Óbito Fetal: Direitos à Licença Maternidade no Brasil

UFSC/HU - Hospital Universitário Prof. Polydoro Ernani de São Thiago (SC) — Prova 2020

Enunciado

Uma gestante chega à maternidade com um laudo ultrassonográfico de óbito fetal, mostrando uma biometria de 19 semanas. A idade gestacional atual é de 23 semanas, baseada na data da última menstruação e em exame de ultrassonografia realizado no primeiro trimestre. O feto nasce morto e macerado, pesando 410 gramas e medindo 26 cm. A paciente recebe alta assintomática e em bom estado, tendo direito a:

Alternativas

  1. A) Atestado médico de 15 dias.
  2. B) Licença pós-aborto, remunerada de duas semanas e sem necessidade de avaliação pericial.
  3. C) Licença médica definida por avaliação pericial, se o atestado for superior a 15 dias.
  4. D) Licença remunerada por 60 dias, sem necessidade de avaliação pericial, uma vez que não vai amamentar.
  5. E) Licença maternidade de 120 dias, sem necessidade de avaliação pericial.

Pérola Clínica

Óbito fetal após 22 semanas OU peso > 500g = Natimorto → Licença maternidade 120 dias.

Resumo-Chave

A legislação previdenciária brasileira (Lei 8.213/91) equipara o natimorto (óbito fetal ocorrido a partir da 23ª semana de gestação ou com peso fetal superior a 500g) ao nascido vivo para fins de licença maternidade.
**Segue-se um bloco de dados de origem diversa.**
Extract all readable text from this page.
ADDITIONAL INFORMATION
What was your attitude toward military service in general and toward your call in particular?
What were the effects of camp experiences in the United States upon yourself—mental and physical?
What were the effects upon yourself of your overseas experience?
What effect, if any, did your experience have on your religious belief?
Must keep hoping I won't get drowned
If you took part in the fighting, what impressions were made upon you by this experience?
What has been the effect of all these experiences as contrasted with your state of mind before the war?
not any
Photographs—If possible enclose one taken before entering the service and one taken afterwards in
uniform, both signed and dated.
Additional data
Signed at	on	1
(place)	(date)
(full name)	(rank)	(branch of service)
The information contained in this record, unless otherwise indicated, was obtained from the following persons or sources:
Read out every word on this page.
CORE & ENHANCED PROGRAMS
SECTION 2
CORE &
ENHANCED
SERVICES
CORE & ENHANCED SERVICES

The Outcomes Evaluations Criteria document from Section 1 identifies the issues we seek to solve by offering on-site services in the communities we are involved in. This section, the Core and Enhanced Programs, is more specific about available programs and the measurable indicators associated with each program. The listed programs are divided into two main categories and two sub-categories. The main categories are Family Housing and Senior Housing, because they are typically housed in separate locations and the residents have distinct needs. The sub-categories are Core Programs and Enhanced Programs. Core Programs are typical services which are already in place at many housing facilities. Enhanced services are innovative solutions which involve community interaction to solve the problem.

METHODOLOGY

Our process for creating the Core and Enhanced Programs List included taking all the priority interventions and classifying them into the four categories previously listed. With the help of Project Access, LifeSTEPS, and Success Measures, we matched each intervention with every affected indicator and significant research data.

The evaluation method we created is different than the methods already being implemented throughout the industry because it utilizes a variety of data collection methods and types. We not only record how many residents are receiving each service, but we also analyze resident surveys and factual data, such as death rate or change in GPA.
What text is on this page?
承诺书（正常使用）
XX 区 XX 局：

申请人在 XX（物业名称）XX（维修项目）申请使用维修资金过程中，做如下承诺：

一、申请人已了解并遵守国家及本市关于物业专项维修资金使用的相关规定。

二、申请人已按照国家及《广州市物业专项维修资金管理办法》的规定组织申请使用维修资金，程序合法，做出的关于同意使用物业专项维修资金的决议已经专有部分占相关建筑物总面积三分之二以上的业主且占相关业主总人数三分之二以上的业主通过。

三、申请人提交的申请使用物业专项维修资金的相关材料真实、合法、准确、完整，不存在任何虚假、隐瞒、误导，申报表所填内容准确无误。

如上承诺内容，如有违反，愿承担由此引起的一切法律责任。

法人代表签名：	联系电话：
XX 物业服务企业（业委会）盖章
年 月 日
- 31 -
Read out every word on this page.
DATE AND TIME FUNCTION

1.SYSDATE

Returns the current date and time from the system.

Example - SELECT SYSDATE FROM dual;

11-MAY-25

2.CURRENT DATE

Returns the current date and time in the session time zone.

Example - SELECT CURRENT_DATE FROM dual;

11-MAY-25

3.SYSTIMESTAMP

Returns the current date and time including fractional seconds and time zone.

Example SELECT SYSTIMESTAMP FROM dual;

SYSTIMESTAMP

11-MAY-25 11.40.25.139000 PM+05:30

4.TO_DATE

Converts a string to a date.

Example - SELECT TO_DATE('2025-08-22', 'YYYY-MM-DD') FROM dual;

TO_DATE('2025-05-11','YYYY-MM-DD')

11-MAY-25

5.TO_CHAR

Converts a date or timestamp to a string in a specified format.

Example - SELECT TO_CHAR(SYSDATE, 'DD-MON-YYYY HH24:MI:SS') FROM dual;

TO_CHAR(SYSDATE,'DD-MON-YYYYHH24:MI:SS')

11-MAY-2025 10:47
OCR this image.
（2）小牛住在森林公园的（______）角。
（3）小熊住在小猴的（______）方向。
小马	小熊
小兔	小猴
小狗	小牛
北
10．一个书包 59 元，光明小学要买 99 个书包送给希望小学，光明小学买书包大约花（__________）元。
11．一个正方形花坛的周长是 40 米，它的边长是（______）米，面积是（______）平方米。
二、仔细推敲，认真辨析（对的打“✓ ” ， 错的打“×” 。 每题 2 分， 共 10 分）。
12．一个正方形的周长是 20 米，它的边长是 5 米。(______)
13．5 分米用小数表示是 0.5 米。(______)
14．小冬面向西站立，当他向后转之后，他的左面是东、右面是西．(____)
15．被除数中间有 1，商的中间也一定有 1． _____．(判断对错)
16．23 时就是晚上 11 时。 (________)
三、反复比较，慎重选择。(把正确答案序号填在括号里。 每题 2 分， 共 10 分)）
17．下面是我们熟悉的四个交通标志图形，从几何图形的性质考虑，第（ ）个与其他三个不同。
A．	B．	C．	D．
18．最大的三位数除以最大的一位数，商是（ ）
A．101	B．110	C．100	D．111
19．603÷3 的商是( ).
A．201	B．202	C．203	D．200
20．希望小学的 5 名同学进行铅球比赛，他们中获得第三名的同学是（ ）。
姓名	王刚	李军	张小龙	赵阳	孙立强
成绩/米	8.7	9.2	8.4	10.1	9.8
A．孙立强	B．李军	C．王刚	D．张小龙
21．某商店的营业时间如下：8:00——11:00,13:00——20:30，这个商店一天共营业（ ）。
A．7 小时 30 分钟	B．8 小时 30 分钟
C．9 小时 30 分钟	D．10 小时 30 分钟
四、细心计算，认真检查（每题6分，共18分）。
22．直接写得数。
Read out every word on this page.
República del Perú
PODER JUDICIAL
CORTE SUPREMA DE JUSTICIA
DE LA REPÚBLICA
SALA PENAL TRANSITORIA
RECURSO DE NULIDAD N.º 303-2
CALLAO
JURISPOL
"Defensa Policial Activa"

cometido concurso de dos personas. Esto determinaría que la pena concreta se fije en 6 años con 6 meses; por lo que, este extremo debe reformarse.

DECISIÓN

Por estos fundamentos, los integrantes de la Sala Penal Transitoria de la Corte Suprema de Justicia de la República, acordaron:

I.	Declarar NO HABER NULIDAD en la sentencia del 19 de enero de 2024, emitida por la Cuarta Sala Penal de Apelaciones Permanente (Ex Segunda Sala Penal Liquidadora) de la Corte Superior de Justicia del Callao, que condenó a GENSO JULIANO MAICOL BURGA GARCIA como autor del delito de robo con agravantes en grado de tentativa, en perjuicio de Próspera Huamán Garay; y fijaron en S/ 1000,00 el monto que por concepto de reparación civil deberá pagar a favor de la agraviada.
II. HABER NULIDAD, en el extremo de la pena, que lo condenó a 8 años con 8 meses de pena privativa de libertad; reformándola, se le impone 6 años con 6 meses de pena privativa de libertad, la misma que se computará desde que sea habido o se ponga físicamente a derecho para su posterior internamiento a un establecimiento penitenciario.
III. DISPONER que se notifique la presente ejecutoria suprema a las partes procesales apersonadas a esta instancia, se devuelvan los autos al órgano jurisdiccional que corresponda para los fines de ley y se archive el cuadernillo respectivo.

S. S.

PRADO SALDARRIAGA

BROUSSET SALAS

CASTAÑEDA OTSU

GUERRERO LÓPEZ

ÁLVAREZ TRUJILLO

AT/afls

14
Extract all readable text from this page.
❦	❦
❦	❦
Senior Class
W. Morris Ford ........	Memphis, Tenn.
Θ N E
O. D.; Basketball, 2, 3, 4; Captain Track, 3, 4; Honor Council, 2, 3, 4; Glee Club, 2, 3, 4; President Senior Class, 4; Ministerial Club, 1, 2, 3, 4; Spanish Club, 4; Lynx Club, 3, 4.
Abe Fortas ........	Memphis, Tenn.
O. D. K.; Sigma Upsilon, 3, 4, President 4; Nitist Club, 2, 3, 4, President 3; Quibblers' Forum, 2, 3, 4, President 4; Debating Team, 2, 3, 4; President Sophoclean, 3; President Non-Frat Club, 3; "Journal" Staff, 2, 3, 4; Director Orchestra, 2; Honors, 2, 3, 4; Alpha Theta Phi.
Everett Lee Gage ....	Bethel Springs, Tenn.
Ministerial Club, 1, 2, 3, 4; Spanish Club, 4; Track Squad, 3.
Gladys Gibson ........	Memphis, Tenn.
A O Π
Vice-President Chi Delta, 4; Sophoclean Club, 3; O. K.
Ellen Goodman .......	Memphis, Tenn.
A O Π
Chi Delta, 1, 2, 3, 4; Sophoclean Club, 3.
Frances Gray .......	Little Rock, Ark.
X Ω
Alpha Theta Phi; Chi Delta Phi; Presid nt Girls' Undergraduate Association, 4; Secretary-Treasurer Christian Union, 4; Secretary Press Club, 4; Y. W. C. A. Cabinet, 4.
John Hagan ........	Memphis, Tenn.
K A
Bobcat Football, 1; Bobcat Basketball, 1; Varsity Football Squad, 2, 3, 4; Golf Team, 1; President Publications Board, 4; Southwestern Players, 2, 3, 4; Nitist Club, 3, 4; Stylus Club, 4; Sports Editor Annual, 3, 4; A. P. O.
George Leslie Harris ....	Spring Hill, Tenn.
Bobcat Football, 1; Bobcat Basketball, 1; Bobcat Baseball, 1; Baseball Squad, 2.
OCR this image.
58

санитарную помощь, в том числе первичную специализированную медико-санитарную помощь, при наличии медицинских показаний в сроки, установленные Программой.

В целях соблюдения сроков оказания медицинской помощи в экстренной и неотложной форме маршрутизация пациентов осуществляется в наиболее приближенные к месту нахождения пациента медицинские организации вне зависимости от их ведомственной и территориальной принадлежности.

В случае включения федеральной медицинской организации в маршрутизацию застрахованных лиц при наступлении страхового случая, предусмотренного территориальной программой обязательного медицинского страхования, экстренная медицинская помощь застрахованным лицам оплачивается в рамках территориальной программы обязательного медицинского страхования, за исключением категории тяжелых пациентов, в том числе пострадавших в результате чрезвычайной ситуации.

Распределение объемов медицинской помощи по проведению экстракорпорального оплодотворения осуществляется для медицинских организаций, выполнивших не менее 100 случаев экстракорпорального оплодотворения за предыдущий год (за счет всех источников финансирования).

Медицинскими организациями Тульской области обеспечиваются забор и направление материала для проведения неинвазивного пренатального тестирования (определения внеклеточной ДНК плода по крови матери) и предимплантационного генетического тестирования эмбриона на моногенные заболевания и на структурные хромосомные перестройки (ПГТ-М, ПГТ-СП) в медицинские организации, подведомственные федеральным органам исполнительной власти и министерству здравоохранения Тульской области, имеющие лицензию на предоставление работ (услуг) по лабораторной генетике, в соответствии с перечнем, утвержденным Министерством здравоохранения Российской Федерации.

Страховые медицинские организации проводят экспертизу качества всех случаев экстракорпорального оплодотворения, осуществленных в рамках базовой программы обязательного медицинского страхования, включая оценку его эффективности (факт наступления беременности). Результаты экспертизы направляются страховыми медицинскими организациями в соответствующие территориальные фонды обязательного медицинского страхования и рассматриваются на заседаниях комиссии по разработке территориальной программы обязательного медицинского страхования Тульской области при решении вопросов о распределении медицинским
Neste caso, a idade gestacional de 23 semanas no momento do óbito garante o direito à licença de 120 dias.

Contexto Educacional

A distinção entre aborto e natimorto é crucial para determinar os direitos previdenciários da gestante no Brasil. Segundo a legislação (Lei 8.213/91, Art. 71), o óbito fetal ocorrido a partir da 23ª semana de gestação ou quando o feto atinge peso igual ou superior a 500 gramas é considerado natimorto. Nesses casos, a gestante tem direito à licença maternidade de 120 dias, sem necessidade de avaliação pericial, pois a situação é equiparada ao nascimento de um filho vivo. Quando o óbito fetal ocorre antes da 23ª semana de gestação e o feto pesa menos de 500 gramas, é classificado como aborto não criminoso. Nestes casos, a gestante tem direito a um repouso remunerado de duas semanas, conforme o Art. 93 do Regulamento da Previdência Social (Decreto 3.048/99), também sem necessidade de avaliação pericial. É fundamental que os profissionais de saúde estejam cientes dessas normativas para orientar corretamente as pacientes e preencher a documentação adequada, como a Declaração de Óbito Fetal, que é o documento base para o requerimento da licença. A correta classificação e o conhecimento da legislação garantem o amparo social e emocional necessário à mulher nesse momento difícil.

Perguntas Frequentes

Qual a diferença legal entre aborto e natimorto para fins de licença?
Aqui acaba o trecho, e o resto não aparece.